As both Christl and Spiekermann are quick to acknowledge, things go from mundane to unsettling really fast.

“While we were writing this report and analyzing all the facts for it, we became increasingly appalled,” they write. “While both of us have been working on privacy for a while and are aware of what is happening, the pure scale of it has overwhelmed us. We are wondering whether the modern ubiquitous data-driven IT world makes us sacrifice our dignity. The readers of this book shall decide for themselves.”

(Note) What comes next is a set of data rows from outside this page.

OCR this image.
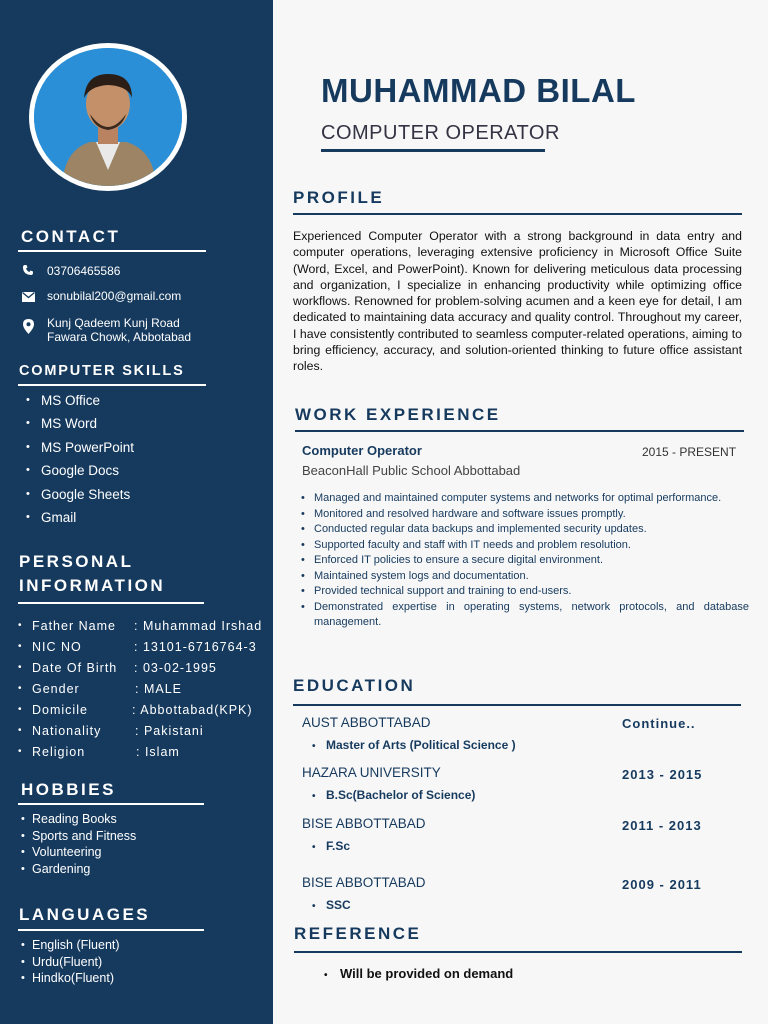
CONTACT
03706465586
sonubilal200@gmail.com
Kunj Qadeem Kunj Road
Fawara Chowk, Abbotabad
COMPUTER SKILLS
• MS Office
• MS Word
• MS PowerPoint
• Google Docs
• Google Sheets
• Gmail
PERSONAL
INFORMATION
• Father Name : Muhammad Irshad
• NIC NO	: 13101-6716764-3
• Date Of Birth : 03-02-1995
• Gender	: MALE
• Domicile	: Abbottabad(KPK)
• Nationality	: Pakistani
• Religion	: Islam
HOBBIES
• Reading Books
• Sports and Fitness
• Volunteering
• Gardening
LANGUAGES
• English (Fluent)
• Urdu(Fluent)
• Hindko(Fluent)
MUHAMMAD BILAL
COMPUTER OPERATOR
PROFILE

Experienced Computer Operator with a strong background in data entry and computer operations, leveraging extensive proficiency in Microsoft Office Suite (Word, Excel, and PowerPoint). Known for delivering meticulous data processing and organization, I specialize in enhancing productivity while optimizing office workflows. Renowned for problem-solving acumen and a keen eye for detail, I am dedicated to maintaining data accuracy and quality control. Throughout my career, I have consistently contributed to seamless computer-related operations, aiming to bring efficiency, accuracy, and solution-oriented thinking to future office assistant roles.

WORK EXPERIENCE
Computer Operator	2015 - PRESENT
BeaconHall Public School Abbottabad
• Managed and maintained computer systems and networks for optimal performance.
• Monitored and resolved hardware and software issues promptly.
• Conducted regular data backups and implemented security updates.
• Supported faculty and staff with IT needs and problem resolution.
• Enforced IT policies to ensure a secure digital environment.
• Maintained system logs and documentation.
• Provided technical support and training to end-users.
• Demonstrated expertise in operating systems, network protocols, and database management.
EDUCATION
AUST ABBOTTABAD	Continue..
• Master of Arts (Political Science )
HAZARA UNIVERSITY	2013 - 2015
• B.Sc(Bachelor of Science)
BISE ABBOTTABAD	2011 - 2013
• F.Sc
BISE ABBOTTABAD	2009 - 2011
• SSC
REFERENCE
• Will be provided on demand
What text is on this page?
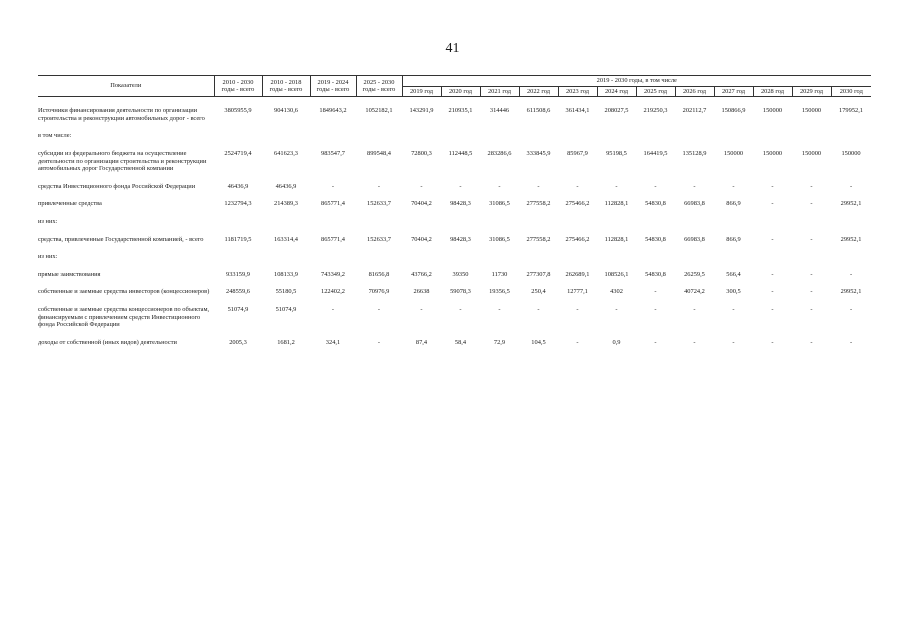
41
Показатели	2010 - 2030 годы - всего	2010 - 2018 годы - всего	2019 - 2024 годы - всего	2025 - 2030 годы - всего	2019 - 2030 годы, в том числе											
					2019 год	2020 год	2021 год	2022 год	2023 год	2024 год	2025 год	2026 год	2027 год	2028 год	2029 год	2030 год

Источники финансирования деятельности по организации строительства и реконструкции автомобильных дорог - всего	3805955,9	904130,6	1849643,2	1052182,1	143291,9	210935,1	314446	611508,6	361434,1	208027,5	219250,3	202112,7	150866,9	150000	150000	179952,1

в том числе:																

субсидии из федерального бюджета на осуществление деятельности по организации строительства и реконструкции автомобильных дорог Государственной компании	2524719,4	641623,3	983547,7	899548,4	72800,3	112448,5	283286,6	333845,9	85967,9	95198,5	164419,5	135128,9	150000	150000	150000	150000

средства Инвестиционного фонда Российской Федерации	46436,9	46436,9	-	-	-	-	-	-	-	-	-	-	-	-	-	-

привлеченные средства	1232794,3	214389,3	865771,4	152633,7	70404,2	98428,3	31086,5	277558,2	275466,2	112828,1	54830,8	66983,8	866,9	-	-	29952,1

из них:																

средства, привлеченные Государственной компанией, - всего	1181719,5	163314,4	865771,4	152633,7	70404,2	98428,3	31086,5	277558,2	275466,2	112828,1	54830,8	66983,8	866,9	-	-	29952,1

из них:																

прямые заимствования	933159,9	108133,9	743349,2	81656,8	43766,2	39350	11730	277307,8	262689,1	108526,1	54830,8	26259,5	566,4	-	-	-

собственные и заемные средства инвесторов (концессионеров)	248559,6	55180,5	122402,2	70976,9	26638	59078,3	19356,5	250,4	12777,1	4302	-	40724,2	300,5	-	-	29952,1

собственные и заемные средства концессионеров по объектам, финансируемым с привлечением средств Инвестиционного фонда Российской Федерации	51074,9	51074,9	-	-	-	-	-	-	-	-	-	-	-	-	-	-

доходы от собственной (иных видов) деятельности	2005,3	1681,2	324,1	-	87,4	58,4	72,9	104,5	-	0,9	-	-	-	-	-	-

This “beware, all ye who enter here” vibe is initially tempered by an extensive but approachable crash course in big data and collection measures, a welcome, gap-filling foundation-building for a fledgling privacy professional like myself. In that way, this introduction mimics a slow-burning horror film. Set the noose, increase the stakes, make everything appear normal before things ultimately prove to be terrifying.  

And it genuinely gets there. 

As “Networks of Control” is a longer take on Wolfie Christl’s 2014 report, the prose isn’t necessarily gripping. It is, after all, an academic takedown of big data and surveillance practices. However, when Christl and Spiekermann let the facts speak from themselves – yikes. This isn’t some optimistic foray into the future, as with Gerd Leonhard’s Target-predicting-pregnancy story – reading anecdote after exhaustive anecdote of companies and technologies collecting user data, inferring personality traits, and customizing opportunities in what reads like a dossier of creepy is a bit of a gut punch. Christl and Spiekermann’s curation is powerfully effective and impressively approachable for a report that boasts over 900 sources.

The work reaches its apex during the author’s discussion of the societal implications of all this data collection and surveillance. When you pair their statements like “data richness is systematically used to discriminate against people” with “users are often informed incompletely, inaccurately or not at all about which data is being collected and shared with third parties,” how can one not become even a little spooked? There goes free will, all thanks to an algorithm.

Um, duh, Christl and Spiekermann respond.

“We have entered a surveillance society as David Lyon foresaw it already in the early 1990s; a society in which the practices of ‘social sorting’, the permanent monitoring and classification of the whole population through information technology and software algorithms, have silently become an everyday reality,” they write.

After setting the world aflame, the authors are good enough to provide some insights on how to best build it back up. While they advocate for increased corporate transparency and education, they also provide innovative, thought-provoking criticisms and solutions aimed toward propelling humanity towards a better future, ideas that seemed fresh and different, highlighting their impressive understanding of the issues and their tangible fervor for the topics they explore.

Ultimately, “Network of Control” is worth a read. It leaves you smarter with cogs turning, and perhaps just a twinge more paranoid. Maybe that’s a good thing.